Nearly half of that need is due to medical inflation in drugs and prosthetics. VA’s drug costs increased by just over 13% in 2024 compared to the 9% increase estimated in the 2025 president’s budget, and the department is estimating further cost escalation.

“Medical inflation in recent years has exceeded 20% in some items in prosthetics and pharmaceuticals,” Elnahal explained. “We’re also seeing the introduction of new drugs for obesity that are quite expensive [as well as] new drugs that are for [conditions] common in veterans, like metabolic dysfunction associated with steatohepatitis. [This cost increase] is a mix of drugs that are becoming more expensive with a good effect on veterans’ health and general medical inflation overall, which far exceeds the consumer price index.”

Despite this outsized inflation, VA managed to stay within its budget in 2024, but many of the cost-cutting measures they employed cannot be replicated in 2025, he explained.

“We cannot continue to delay purchases or upgrades of certain medical equipment year over year,” he said. “We were able to delay $600 million this year that we won’t be able to delay next year.”

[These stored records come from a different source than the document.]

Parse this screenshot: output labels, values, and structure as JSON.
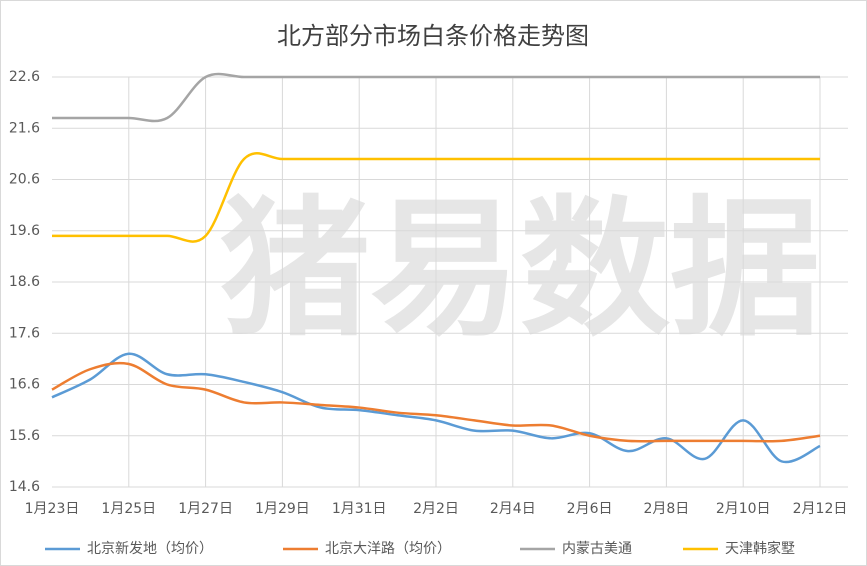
{
  "chart_data": {
    "type": "line",
    "title": "北方部分市场白条价格走势图",
    "watermark": "猪易数据",
    "categories": [
      "1月23日",
      null,
      "1月25日",
      null,
      "1月27日",
      null,
      "1月29日",
      null,
      "1月31日",
      null,
      "2月2日",
      null,
      "2月4日",
      null,
      "2月6日",
      null,
      "2月8日",
      null,
      "2月10日",
      null,
      "2月12日"
    ],
    "series": [
      {
        "name": "北京新发地（均价）",
        "color": "#5b9bd5",
        "values": [
          16.35,
          16.7,
          17.2,
          16.8,
          16.8,
          16.65,
          16.45,
          16.15,
          16.1,
          16.0,
          15.9,
          15.7,
          15.7,
          15.55,
          15.65,
          15.3,
          15.55,
          15.15,
          15.9,
          15.1,
          15.4
        ]
      },
      {
        "name": "北京大洋路（均价）",
        "color": "#ed7d31",
        "values": [
          16.5,
          16.9,
          17.0,
          16.6,
          16.5,
          16.25,
          16.25,
          16.2,
          16.15,
          16.05,
          16.0,
          15.9,
          15.8,
          15.8,
          15.6,
          15.5,
          15.5,
          15.5,
          15.5,
          15.5,
          15.6
        ]
      },
      {
        "name": "内蒙古美通",
        "color": "#a5a5a5",
        "values": [
          21.8,
          21.8,
          21.8,
          21.8,
          22.6,
          22.6,
          22.6,
          22.6,
          22.6,
          22.6,
          22.6,
          22.6,
          22.6,
          22.6,
          22.6,
          22.6,
          22.6,
          22.6,
          22.6,
          22.6,
          22.6
        ]
      },
      {
        "name": "天津韩家墅",
        "color": "#ffc000",
        "values": [
          19.5,
          19.5,
          19.5,
          19.5,
          19.5,
          21.0,
          21.0,
          21.0,
          21.0,
          21.0,
          21.0,
          21.0,
          21.0,
          21.0,
          21.0,
          21.0,
          21.0,
          21.0,
          21.0,
          21.0,
          21.0
        ]
      }
    ],
    "ylim": [
      14.6,
      22.6
    ],
    "yticks": [
      14.6,
      15.6,
      16.6,
      17.6,
      18.6,
      19.6,
      20.6,
      21.6,
      22.6
    ],
    "grid": true,
    "legend": "bottom"
  }
}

If the department does not get that additional $6.6 billion, the next administration will find itself forced to make some tough choices, Elnahal said. “We don’t want that to happen. We want to transition this agency responsibility.”

Despite VA’s explanations, some legislators were still unconvinced the at the budget back-and-forth of recent months wasn’t the result of intent. Rep. Matt Rosendale (R-MT) said he suspected the White House purposefully shorted its budget request as a way to get around Congressional spending caps.

VA’s Office of the Inspector General is currently auditing the circumstances around the supplemental funding request, and Elnahal said he’s planning to arrange an external review, not just on the circumstances of what happened this year but on VA’s budget management as a whole.

“[The goal is to] try to find ways to map and observe expenses as little more closely,” he said.